A hearty and flavorful quinoa bowl featuring the best of fall ingredients. Roasted butternut squash, crispy Brussels sprouts, and the sweetness of dried cranberries come together for a satisfying and nutritious lunch.
Ingredients: 1 cup quinoa. 2 cups water. 1 cup roasted butternut squash, diced. 1 cup Brussels sprouts, halved. 1/2 cup dried cranberries. 1/4 cup pumpkin seeds. 1/4 cup feta cheese, crumbled. 2 tablespoons olive oil. Salt and pepper to taste. 1 teaspoon maple syrup optional.

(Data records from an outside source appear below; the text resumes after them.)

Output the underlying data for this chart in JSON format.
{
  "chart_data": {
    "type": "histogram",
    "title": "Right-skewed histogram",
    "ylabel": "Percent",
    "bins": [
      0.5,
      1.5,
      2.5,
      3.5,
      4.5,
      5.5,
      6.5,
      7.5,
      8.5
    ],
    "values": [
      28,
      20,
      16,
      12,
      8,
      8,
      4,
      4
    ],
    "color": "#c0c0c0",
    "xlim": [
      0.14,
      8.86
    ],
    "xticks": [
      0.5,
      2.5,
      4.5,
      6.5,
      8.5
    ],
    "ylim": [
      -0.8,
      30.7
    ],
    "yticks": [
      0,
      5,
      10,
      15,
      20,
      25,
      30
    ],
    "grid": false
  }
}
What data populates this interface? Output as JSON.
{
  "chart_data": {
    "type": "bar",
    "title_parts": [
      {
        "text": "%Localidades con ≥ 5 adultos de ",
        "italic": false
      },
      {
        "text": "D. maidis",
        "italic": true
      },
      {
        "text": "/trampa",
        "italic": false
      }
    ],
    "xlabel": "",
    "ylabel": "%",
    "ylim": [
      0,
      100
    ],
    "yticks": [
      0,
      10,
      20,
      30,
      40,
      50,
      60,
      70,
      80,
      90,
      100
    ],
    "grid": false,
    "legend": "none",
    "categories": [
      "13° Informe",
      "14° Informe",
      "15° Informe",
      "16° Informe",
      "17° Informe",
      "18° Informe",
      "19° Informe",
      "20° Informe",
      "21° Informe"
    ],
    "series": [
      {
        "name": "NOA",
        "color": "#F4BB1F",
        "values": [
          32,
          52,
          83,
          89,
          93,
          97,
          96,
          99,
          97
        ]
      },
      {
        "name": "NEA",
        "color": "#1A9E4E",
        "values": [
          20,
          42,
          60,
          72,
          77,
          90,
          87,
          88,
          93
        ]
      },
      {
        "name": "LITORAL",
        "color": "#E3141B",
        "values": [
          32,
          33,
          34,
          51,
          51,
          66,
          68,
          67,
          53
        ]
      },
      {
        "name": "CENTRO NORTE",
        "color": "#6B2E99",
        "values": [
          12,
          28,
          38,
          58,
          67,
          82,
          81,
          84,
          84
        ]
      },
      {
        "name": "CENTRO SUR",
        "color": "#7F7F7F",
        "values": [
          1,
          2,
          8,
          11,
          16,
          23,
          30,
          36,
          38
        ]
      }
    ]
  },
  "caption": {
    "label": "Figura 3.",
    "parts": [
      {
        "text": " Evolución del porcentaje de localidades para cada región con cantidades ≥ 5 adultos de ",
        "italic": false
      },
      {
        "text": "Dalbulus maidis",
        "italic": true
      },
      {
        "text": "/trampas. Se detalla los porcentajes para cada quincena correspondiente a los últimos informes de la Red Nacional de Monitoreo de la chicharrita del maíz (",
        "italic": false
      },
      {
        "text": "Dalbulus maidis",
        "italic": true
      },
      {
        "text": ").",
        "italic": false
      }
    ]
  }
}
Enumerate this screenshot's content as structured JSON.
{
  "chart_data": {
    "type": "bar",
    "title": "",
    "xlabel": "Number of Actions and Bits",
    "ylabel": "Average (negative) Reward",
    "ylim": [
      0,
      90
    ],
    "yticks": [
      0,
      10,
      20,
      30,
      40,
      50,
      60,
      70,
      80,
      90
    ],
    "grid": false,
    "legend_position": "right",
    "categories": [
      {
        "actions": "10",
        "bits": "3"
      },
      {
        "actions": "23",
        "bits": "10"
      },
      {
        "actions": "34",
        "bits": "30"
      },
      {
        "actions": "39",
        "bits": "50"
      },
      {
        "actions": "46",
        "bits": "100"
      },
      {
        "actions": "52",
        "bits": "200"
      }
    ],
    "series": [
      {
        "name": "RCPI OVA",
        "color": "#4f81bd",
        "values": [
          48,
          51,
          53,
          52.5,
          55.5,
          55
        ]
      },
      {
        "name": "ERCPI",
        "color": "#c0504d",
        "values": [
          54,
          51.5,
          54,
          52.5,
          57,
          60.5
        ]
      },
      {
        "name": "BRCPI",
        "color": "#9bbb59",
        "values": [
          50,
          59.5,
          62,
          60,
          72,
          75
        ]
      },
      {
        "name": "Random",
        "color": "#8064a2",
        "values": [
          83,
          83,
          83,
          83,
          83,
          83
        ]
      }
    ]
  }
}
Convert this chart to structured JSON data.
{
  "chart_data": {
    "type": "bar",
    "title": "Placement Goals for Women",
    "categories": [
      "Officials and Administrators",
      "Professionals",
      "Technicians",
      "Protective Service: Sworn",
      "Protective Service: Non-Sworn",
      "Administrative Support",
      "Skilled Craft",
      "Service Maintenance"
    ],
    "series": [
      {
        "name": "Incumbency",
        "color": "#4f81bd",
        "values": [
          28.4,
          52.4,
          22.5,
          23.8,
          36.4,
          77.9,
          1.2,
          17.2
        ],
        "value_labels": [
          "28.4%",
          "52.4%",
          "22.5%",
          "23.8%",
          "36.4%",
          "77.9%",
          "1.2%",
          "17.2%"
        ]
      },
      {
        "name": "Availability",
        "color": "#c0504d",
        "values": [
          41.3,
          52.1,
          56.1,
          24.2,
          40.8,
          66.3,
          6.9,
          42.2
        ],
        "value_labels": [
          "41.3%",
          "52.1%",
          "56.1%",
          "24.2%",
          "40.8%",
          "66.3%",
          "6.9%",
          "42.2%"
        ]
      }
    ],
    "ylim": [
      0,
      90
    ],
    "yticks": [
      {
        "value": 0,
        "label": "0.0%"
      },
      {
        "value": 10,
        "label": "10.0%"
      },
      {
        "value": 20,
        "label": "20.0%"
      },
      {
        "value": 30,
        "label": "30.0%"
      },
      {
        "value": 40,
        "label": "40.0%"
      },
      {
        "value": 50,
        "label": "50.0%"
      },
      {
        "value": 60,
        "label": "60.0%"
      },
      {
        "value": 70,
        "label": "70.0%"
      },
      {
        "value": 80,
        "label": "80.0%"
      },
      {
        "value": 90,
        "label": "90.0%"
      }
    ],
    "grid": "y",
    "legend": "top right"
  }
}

Instructions: Rinse quinoa under cold water and cook it according to package instructions using 2 cups of water. Preheat oven to 400F 200C. Toss Brussels sprouts with 1 tablespoon olive oil, salt, and pepper. Roast for 20 minutes or until golden brown and crispy. In a separate pan, roast butternut squash with 1 tablespoon olive oil until tender, about 15-20 minutes. In a large bowl, combine cooked quinoa, roasted Brussels sprouts, roasted butternut squash, dried cranberries, pumpkin seeds, and feta cheese. Drizzle with extra olive oil, and add maple syrup if desired. Toss everything together. Season with salt and pepper to taste. Serve warm in bowls and enjoy your delicious Quinoa Harvest Bowl!